Ethics Is Integral to Communicating with Others

An Exclusive

CHICAGO — As I have been a resident of Chicago for the past nine years or so, Illinois Gov. Rod Blagojevich’s recent alleged attempt to sell President-Elect Barack Obama’s vacant Senate seat has prompted me to speak this month on ethics.Ethics by definition is the study or evaluation of human conduct in the light of moral principles. These principles may be viewed either as a standard of conduct that individuals have created or as a body of obligations and duties that are prescribed externally.
As one who used to and still teaches and preaches ethics in the federal workplace, I may be deemed over- or underqualified on this subject. Ethics develop as people reflect on the intentions behind and consequences of certain acts.
In my time with the Department of Veterans Affairs, I had the privilege to sit on its contract debarment committee, which evaluated the auditing of various government contractors and made recommendations on penalties and suspensions depending on the complexity of violations.
In many cases, the penalties were handed down for administrative errors made on the part of a contractor. However, there were a few instances where ethical violations of conduct were an issue. For some reason, no matter who they are, people will do anything to make themselves look good, even if, in most cases, these actions aren’t necessary.
We have all heard the term “pay to play.” This doesn’t necessarily mean that you get money to make something happen; it means that if even the perception exists that you can’t make a sale or obtain a contract or achieve some goal, and it’s supported by an external element — not part of the normal process — then you’ve made an error in judgment.
You may think that no one will pick up on this kind of deception, and in many cases, you’ll be correct, but sooner or later, you have to look in that mirror — or face the contractor who didn’t get the job or others in the organization who were deemed successful without being part of the process.
What do you really think they think of you — a good guy who got them a contract because he was swayed by external forces, or someone who was honest through the process, showing no favorites?
As I have written through the previous year, honesty with one’s self is the goal we must all set for ourselves.

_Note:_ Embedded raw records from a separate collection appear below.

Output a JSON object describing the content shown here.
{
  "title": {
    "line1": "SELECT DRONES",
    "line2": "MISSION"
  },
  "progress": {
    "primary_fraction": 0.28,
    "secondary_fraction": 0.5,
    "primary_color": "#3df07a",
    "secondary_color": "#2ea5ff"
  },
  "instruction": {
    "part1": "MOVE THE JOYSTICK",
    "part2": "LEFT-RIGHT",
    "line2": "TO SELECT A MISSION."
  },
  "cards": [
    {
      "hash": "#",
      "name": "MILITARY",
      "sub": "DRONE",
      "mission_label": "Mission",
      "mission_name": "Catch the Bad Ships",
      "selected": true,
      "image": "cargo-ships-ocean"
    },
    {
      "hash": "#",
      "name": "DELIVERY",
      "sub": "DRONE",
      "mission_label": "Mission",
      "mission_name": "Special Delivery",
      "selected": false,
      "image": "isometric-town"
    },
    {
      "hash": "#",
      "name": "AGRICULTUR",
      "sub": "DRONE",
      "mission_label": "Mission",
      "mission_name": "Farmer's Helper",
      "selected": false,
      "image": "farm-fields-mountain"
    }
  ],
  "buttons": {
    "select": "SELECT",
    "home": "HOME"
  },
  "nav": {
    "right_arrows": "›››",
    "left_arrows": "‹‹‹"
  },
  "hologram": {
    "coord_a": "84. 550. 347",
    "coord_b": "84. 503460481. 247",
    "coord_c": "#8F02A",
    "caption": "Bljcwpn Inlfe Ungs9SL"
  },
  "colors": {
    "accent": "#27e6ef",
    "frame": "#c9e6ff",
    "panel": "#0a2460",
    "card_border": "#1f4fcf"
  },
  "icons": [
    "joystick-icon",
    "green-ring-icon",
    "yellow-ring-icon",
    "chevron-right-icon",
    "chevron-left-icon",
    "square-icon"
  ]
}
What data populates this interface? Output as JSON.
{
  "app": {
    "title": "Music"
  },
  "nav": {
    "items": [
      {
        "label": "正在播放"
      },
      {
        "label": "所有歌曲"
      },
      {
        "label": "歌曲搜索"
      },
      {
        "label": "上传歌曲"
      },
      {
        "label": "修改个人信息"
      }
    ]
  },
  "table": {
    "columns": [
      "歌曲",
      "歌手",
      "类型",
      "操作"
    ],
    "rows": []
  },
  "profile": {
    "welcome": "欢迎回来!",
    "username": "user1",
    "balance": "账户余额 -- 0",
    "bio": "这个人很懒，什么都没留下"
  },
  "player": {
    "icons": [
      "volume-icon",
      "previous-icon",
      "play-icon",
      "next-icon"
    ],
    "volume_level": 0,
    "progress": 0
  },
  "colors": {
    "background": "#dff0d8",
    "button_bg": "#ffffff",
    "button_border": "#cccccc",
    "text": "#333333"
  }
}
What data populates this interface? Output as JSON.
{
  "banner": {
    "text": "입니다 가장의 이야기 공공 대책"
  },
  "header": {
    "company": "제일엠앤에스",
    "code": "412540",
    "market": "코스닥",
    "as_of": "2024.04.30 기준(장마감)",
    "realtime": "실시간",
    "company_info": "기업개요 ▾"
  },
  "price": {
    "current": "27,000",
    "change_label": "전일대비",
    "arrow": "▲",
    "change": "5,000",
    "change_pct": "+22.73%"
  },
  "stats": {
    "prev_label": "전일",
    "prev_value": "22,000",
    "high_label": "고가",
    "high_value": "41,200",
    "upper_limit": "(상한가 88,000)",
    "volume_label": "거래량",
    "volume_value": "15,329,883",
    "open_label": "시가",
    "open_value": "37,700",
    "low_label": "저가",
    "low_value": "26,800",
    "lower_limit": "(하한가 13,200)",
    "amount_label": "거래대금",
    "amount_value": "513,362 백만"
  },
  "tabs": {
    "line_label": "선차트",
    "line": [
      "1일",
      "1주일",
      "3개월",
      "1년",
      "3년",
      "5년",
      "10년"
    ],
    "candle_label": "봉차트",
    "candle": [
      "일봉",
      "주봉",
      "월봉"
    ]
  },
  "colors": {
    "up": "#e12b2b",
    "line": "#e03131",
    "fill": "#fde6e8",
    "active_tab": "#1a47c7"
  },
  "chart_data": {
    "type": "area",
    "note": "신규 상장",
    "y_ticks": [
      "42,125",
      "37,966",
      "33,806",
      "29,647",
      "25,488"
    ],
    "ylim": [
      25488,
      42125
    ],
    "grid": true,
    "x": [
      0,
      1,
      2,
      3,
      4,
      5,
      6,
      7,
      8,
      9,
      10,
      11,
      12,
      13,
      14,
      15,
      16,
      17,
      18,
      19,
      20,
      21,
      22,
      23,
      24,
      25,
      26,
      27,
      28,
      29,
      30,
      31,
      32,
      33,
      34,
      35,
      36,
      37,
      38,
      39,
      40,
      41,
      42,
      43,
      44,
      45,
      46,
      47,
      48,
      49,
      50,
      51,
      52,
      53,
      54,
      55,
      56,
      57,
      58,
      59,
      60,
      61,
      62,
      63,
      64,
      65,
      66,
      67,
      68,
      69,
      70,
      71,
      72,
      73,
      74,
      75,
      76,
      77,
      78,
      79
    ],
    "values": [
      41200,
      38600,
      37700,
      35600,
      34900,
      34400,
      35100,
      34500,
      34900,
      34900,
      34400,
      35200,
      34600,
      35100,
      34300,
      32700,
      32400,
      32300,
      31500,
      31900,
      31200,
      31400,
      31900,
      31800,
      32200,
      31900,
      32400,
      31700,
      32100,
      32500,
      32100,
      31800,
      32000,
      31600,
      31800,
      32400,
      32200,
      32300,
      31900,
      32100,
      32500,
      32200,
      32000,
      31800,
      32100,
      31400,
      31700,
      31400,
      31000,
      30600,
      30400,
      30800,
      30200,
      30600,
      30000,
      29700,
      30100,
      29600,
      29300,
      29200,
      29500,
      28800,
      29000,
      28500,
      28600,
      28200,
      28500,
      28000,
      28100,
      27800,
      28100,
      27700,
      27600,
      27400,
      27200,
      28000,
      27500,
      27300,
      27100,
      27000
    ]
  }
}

We all need to view the external forces that make us tick, and we must learn to control those forces.
Ethics is a confusing subject. All organizations should have a policy on ethics with applicable do’s and don’ts as part of their human resources program. The absence of such a policy will cause much confusion among employees. Proper ethics involves how we communicate and how we treat others.
Ethical problems revolve around the question of absolute good as opposed to relative good.
No matter how you feel about the subject of ethics, one thing is for sure: The absence of honesty/ethics in the work or home environment will not only destroy your organization and you professionally, but it will also have a similar impact on those who really care about you.
People around you notice who and what you really are — don’t disgrace yourself or your organization by being foolish and selfish.
I wish a happy New Year to everyone.